Dus, bagi Ahmed, alih-alih dilihat sebagai aturan dan pembatas berdasar ortodoksi (prescriptive and restrictive), Islam adalah pembebas bagi setiap kemungkinan tindakan penerokaan yang kreatif (explorative and creative). Tepat pula disinilah kita bisa menempatkan ekspresi dan eksplorasi seni, puisi, filsafat dan spiritualitas (sufisme) ajeg berdiri meski terkadang melewati batas-batas ortodoksi. Dengan begitu, kontradiski dan ambiguitas dalam Islam tidak lagi dilihat sebagai yang “lian” dan terpinggirkan. Dua hal tersebut menjadi bagian inti dari Islam.
Sampai di sini kita mungkin sudah mendekati pada upaya kita memahami apa yang disodorkan Ahmed terkait pertanyaan “Apa itu Islam” dan bagaimana sesuatu disebut “Islami”. Jika anda membaca bukunya, jawaban itu baru ditemukan di dua bab akhir, tepatnya setelah anda membaca sekitar 400an halaman. Bagian tiga dari bukunya, tepatnya pada bab 5 dan 6, Ahmed mencoba menyodorkan gagasannya untuk mencoba melengkapi usaha menjawab pertanyaan terkait apa itu Islam yang selama ini ada (pendekatan legalistik dan ortodoksi agama).
Baginya, yang Islami atau Islam adalah segala upaya penafsiran yang bermakna dalam interaksi manusia dengan keseluruhan totalitas pewahyuan Muhammad.
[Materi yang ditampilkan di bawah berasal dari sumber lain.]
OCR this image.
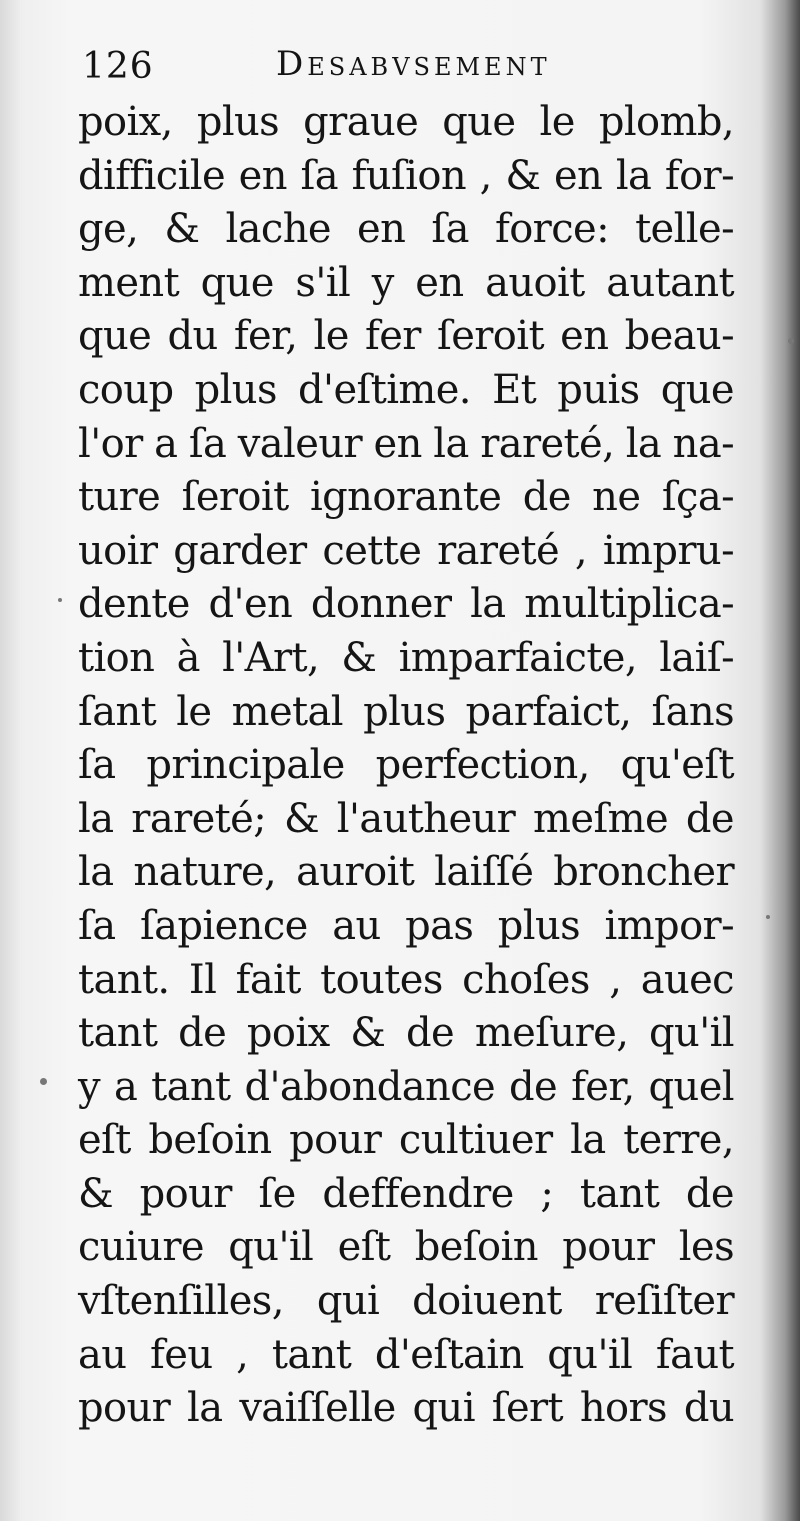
126	Desabvsement
poix, plus graue que le plomb,
difficile en ſa fuſion , & en la for-
ge, & lache en ſa force: telle-
ment que s'il y en auoit autant
que du fer, le fer ſeroit en beau-
coup plus d'eſtime. Et puis que
l'or a ſa valeur en la rareté, la na-
ture ſeroit ignorante de ne ſça-
uoir garder cette rareté , impru-
dente d'en donner la multiplica-
tion à l'Art, & imparfaicte, laiſ-
ſant le metal plus parfaict, ſans
ſa principale perfection, qu'eſt
la rareté; & l'autheur meſme de
la nature, auroit laiſſé broncher
ſa ſapience au pas plus impor-
tant. Il fait toutes choſes , auec
tant de poix & de meſure, qu'il
y a tant d'abondance de fer, quel
eſt beſoin pour cultiuer la terre,
& pour ſe deffendre ; tant de
cuiure qu'il eſt beſoin pour les
vſtenſilles, qui doiuent reſiſter
au feu , tant d'eſtain qu'il faut
pour la vaiſſelle qui ſert hors du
Istilah “Totalitas Pewahyuan” adalah bahasa yang saya gunakan untuk menggungkapkan teori yang dipakai Ahmed yang melihat Pewahyuan sebagai sesuatu yang meliputi “Pre-Text,” “Text,” dan “Con-Text”. Bagi Ahmed, text yang tertulis ibarat puncak gunung es Kebenaran: ia penanda bagi adanya entitas yang tak terlihat. Pre-Text itu kurang lebih gunung es di bawah permukaan laut yang tak nampak dari permukaan air. Text (Qur’an dan Hadith), adalah tanda bahwa ia tidak sendiri. Sejak dulu, tradisi Islam dipenuhi perdebatan apakah manusia bisa mengetahui apa yang tidak nampak itu (pre-text) atau tidak. Jika bisa, apakah harus mengaksesnya melalui perantara teks atau tidak.
“Con-Text,” lebih lanjut, bagi Ahmed adalah keseluruhan “gudang” makna dari hasil upaya penafsiran teks yang dilakukan sepanjang sejarah sebelumnya. Con-text adaleh text atau wahyu yang telah menyejarah. Ketiga unsur inilah yang saya sebut sebagai totalitas pewahyuan.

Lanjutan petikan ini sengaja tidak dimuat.